Pretty sure it would not occur to me to mention romantic comedies. But somebody at USA Today thinks The Best Man Holiday is a “race-themed” film. The Best Man Holiday is the highly anticipated follow-up to 1999’s The Best Man. Both films are about a group of friends and their journeys navigating romance, loyalty and career challenges. Morris Chestnut, Sanna Lathan, Nia Long, Terrance Howard and Taye Diggs are among the stars of the two movies.

A USA Today headline and tweet (now changed and deleted respectively) read “’Holiday’ Nearly Beat Thor as Race-Themed Films Soar.”

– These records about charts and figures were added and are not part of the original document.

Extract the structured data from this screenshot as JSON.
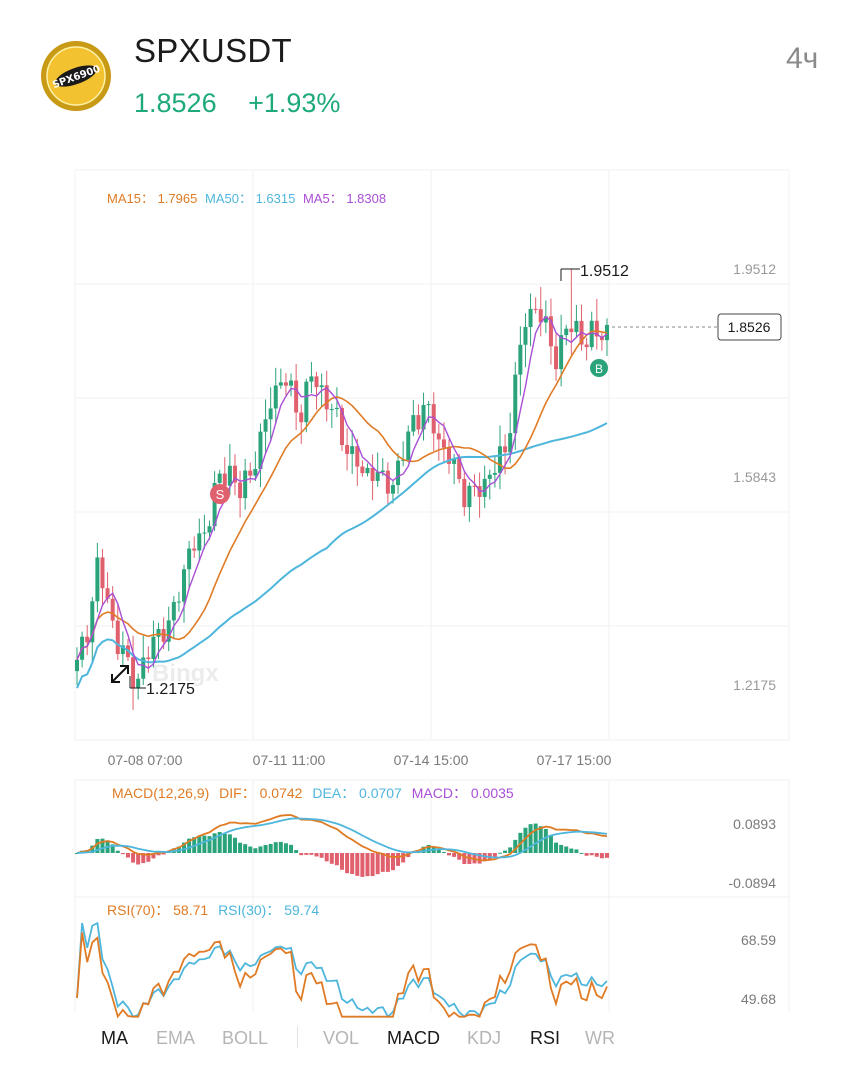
{
  "header": {
    "pair": "SPXUSDT",
    "price": "1.8526",
    "change": "+1.93%",
    "timeframe": "4ч",
    "logo_text": "SPX6900"
  },
  "colors": {
    "up": "#2ba37a",
    "down": "#e0606d",
    "ma15": "#e07b25",
    "ma50": "#4eb6dc",
    "ma5": "#a94fd6",
    "grid": "#f0f0f0"
  },
  "main": {
    "legend": {
      "ma15_label": "MA15：",
      "ma15_value": "1.7965",
      "ma50_label": "MA50：",
      "ma50_value": "1.6315",
      "ma5_label": "MA5：",
      "ma5_value": "1.8308"
    },
    "axis_labels": [
      "1.9512",
      "1.5843",
      "1.2175"
    ],
    "high_label": "1.9512",
    "low_label": "1.2175",
    "current_price_label": "1.8526",
    "sell_marker": "S",
    "buy_marker": "B",
    "watermark": "Bingx",
    "time_labels": [
      "07-08 07:00",
      "07-11 11:00",
      "07-14 15:00",
      "07-17 15:00"
    ]
  },
  "macd": {
    "legend": {
      "params": "MACD(12,26,9)",
      "dif_label": "DIF：",
      "dif_value": "0.0742",
      "dea_label": "DEA：",
      "dea_value": "0.0707",
      "macd_label": "MACD：",
      "macd_value": "0.0035"
    },
    "axis_labels": [
      "0.0893",
      "-0.0894"
    ]
  },
  "rsi": {
    "legend": {
      "rsi70_label": "RSI(70)：",
      "rsi70_value": "58.71",
      "rsi30_label": "RSI(30)：",
      "rsi30_value": "59.74"
    },
    "axis_labels": [
      "68.59",
      "49.68"
    ]
  },
  "tabs": {
    "ma": "MA",
    "ema": "EMA",
    "boll": "BOLL",
    "vol": "VOL",
    "macd": "MACD",
    "kdj": "KDJ",
    "rsi": "RSI",
    "wr": "WR"
  },
  "chart_data": [
    {
      "type": "candlestick",
      "title": "",
      "x_range": [
        "07-07 19:00",
        "07-17 15:00"
      ],
      "x_tick_labels": [
        "07-08 07:00",
        "07-11 11:00",
        "07-14 15:00",
        "07-17 15:00"
      ],
      "y_tick_labels": [
        1.2175,
        1.5843,
        1.9512
      ],
      "ylim": [
        1.09,
        2.05
      ],
      "grid": true,
      "period_hours": 4,
      "close_anchors": [
        [
          0,
          1.25
        ],
        [
          2,
          1.32
        ],
        [
          4,
          1.42
        ],
        [
          6,
          1.37
        ],
        [
          8,
          1.29
        ],
        [
          10,
          1.25
        ],
        [
          12,
          1.23
        ],
        [
          14,
          1.27
        ],
        [
          16,
          1.32
        ],
        [
          18,
          1.31
        ],
        [
          20,
          1.39
        ],
        [
          22,
          1.45
        ],
        [
          24,
          1.47
        ],
        [
          26,
          1.52
        ],
        [
          28,
          1.58
        ],
        [
          30,
          1.6
        ],
        [
          32,
          1.55
        ],
        [
          34,
          1.6
        ],
        [
          36,
          1.64
        ],
        [
          38,
          1.72
        ],
        [
          40,
          1.76
        ],
        [
          42,
          1.73
        ],
        [
          44,
          1.7
        ],
        [
          46,
          1.76
        ],
        [
          48,
          1.74
        ],
        [
          50,
          1.7
        ],
        [
          52,
          1.66
        ],
        [
          54,
          1.62
        ],
        [
          56,
          1.59
        ],
        [
          58,
          1.6
        ],
        [
          60,
          1.57
        ],
        [
          62,
          1.58
        ],
        [
          64,
          1.62
        ],
        [
          66,
          1.69
        ],
        [
          68,
          1.7
        ],
        [
          70,
          1.68
        ],
        [
          72,
          1.63
        ],
        [
          74,
          1.6
        ],
        [
          76,
          1.56
        ],
        [
          78,
          1.55
        ],
        [
          80,
          1.58
        ],
        [
          82,
          1.6
        ],
        [
          84,
          1.63
        ],
        [
          86,
          1.75
        ],
        [
          88,
          1.86
        ],
        [
          90,
          1.89
        ],
        [
          92,
          1.84
        ],
        [
          94,
          1.8
        ],
        [
          96,
          1.84
        ],
        [
          98,
          1.85
        ],
        [
          100,
          1.82
        ],
        [
          102,
          1.84
        ],
        [
          104,
          1.8526
        ]
      ],
      "high": 1.9512,
      "low": 1.2175,
      "last": 1.8526,
      "overlays": [
        {
          "name": "MA15",
          "value": 1.7965
        },
        {
          "name": "MA50",
          "value": 1.6315
        },
        {
          "name": "MA5",
          "value": 1.8308
        }
      ],
      "markers": [
        {
          "label": "S",
          "x_index": 35
        },
        {
          "label": "B",
          "x_index": 104
        }
      ]
    },
    {
      "type": "line",
      "title": "MACD(12,26,9)",
      "series": [
        {
          "name": "DIF",
          "last": 0.0742
        },
        {
          "name": "DEA",
          "last": 0.0707
        },
        {
          "name": "MACD",
          "last": 0.0035
        }
      ],
      "y_tick_labels": [
        0.0893,
        -0.0894
      ]
    },
    {
      "type": "line",
      "title": "RSI",
      "series": [
        {
          "name": "RSI(70)",
          "last": 58.71
        },
        {
          "name": "RSI(30)",
          "last": 59.74
        }
      ],
      "y_tick_labels": [
        68.59,
        49.68
      ]
    }
  ]
}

Among other things, the article talks about how several movies with predominately black casts like The Butler and Fruitvale Station did very well at the box office this year. The Best Man Holiday brought in over $30 million over the weekend, second only to Thor, which brought in $38.4 million.

As expected, Black Twitter had a field day with a #USATodayBreakingNews hashtag. “Best Man Holiday soars to number one by exploring race themes such as love, hope and humor” (@zellieimani) is one of my favorite tweets from that hashtag.

After all of the backlash on social media, USA Today changed the headline to “’Holiday’ Nearly Beat Thor as Ethnically Diverse Films Soar.” Seems that for the USA Today editors, “race-themed” and “ethnically diverse” are terms that are synonymous with “predominately black cast.”

If having a cast of actors that are mostly of one race is the qualifier for a film to be deemed race-themed, then beloved favorites like The Notebook and Mean Girls are race-themed movies too. But no, those two films would never be called race-themed because the casts are predominately white and still even today in 21st-century America, the lives and experiences of white people are considered “universal” and the experiences of others races are well, “other.”

This seemingly innocuous headline from USA Today shows the inability of some people to connect with stories featuring black people, regardless of the content of the story. That is a very ugly truth about race relations in this country.

For some, black people are still not quite human. The black experience is not just slavery or sitting on the back of a bus or not being allowed to attend certain schools. We love, we laugh, we cry, we fail, we triumph, just like all other human beings and there are filmmakers who are capable of successfully putting the nuances of those experiences on the big screen.

Mind you, I am not a fan of living life color-blind. Please do see and appreciate my black skin and the experiences that I have had as a black woman. I would not want someone to have to pretend not to see the color of my skin in order to treat me well. But at the same time, certain things (falling in love, having friends, etc.) are truly universal and it’s shameful that some people are incapable of appreciating shared human experiences because skin tones are not the same.

Black people go see “white” movies all the time. These big action movies set records because people of all colors go spend their green money on movie tickets. It’s no secret that Hollywood usually markets movies with predominately black casts exclusively to black people. But is that an example of Hollywood shaping race relations or re-enforcing ideas that already exist?

USA Today eventually changed the headline to ‘”Best Man Holiday’ Nearly Beats Mighty Thor,” which is what it should have been in the first place.